Humanity 2 is a sailing vessel operated by the German NGO SOS Humanity for the monitoring of sea areas and rescue of people in difficulty on the Mediterranean Sea. At the start of 2026, the boat was being converted from its former use for leisure sailing to its new purpose for rescue at sea, whilst at a shipyard in Syracuse, Italy.

Humanity 2 is a ketch, 24m in length, and has the MMSI number 211192970. The ship was built in 1985 and before being sold to the NGO in 2025 it was used as a pleasure craft named Esmeralda of Southampton. Following commissioning by the NGO in mid-2026, the plan was to be deployed off the coast of Tunisia.

Following the rescue in November 2025 by Humanity 1 of 85 people, SOS Humanity reiterated the importance of launching their second rescue vessel.

== Service ==
Humanity 2 was put into service on 29 June 2026 in Sicily.

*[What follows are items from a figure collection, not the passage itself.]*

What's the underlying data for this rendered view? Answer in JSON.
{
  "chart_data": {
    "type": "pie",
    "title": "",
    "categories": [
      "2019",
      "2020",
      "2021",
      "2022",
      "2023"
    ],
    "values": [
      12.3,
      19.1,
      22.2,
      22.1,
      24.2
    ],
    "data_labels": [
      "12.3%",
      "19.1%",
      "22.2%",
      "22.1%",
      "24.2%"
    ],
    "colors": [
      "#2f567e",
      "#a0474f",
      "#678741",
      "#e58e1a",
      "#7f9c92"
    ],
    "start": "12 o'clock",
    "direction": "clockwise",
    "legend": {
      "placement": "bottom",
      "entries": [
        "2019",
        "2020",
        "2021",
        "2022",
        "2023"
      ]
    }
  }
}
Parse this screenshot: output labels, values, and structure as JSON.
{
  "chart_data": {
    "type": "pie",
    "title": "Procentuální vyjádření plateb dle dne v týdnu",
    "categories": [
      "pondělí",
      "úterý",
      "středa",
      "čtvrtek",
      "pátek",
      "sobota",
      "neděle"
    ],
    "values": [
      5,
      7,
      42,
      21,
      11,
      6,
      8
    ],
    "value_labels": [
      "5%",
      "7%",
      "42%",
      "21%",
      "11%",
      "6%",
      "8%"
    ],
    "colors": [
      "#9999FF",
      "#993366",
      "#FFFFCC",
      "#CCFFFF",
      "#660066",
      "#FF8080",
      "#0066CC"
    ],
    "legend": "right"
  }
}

The ship has crew of 10 activists and can, when loaded to the max, pick up 100 migrants. During the ceremony, NGO leader Till Rummenhohl emphasized the responsibility of the European Union for the drowned migrants in Mediterranean and vowed the new ship would also document human rights violations.

On 28 and 29 August 2026 the activists approached a boat carrying 12 migrants who had left two days before from Zuwara. A few hours later, 59 migrants were spotted in a second boat and taken on board. The crew then headed for Lampedusa to disembark the migrants. Humanity 2 was detained by Italy in Lampedusa, because the activists had apparently failed to inform the authorities about the second rescue operation before initiating it.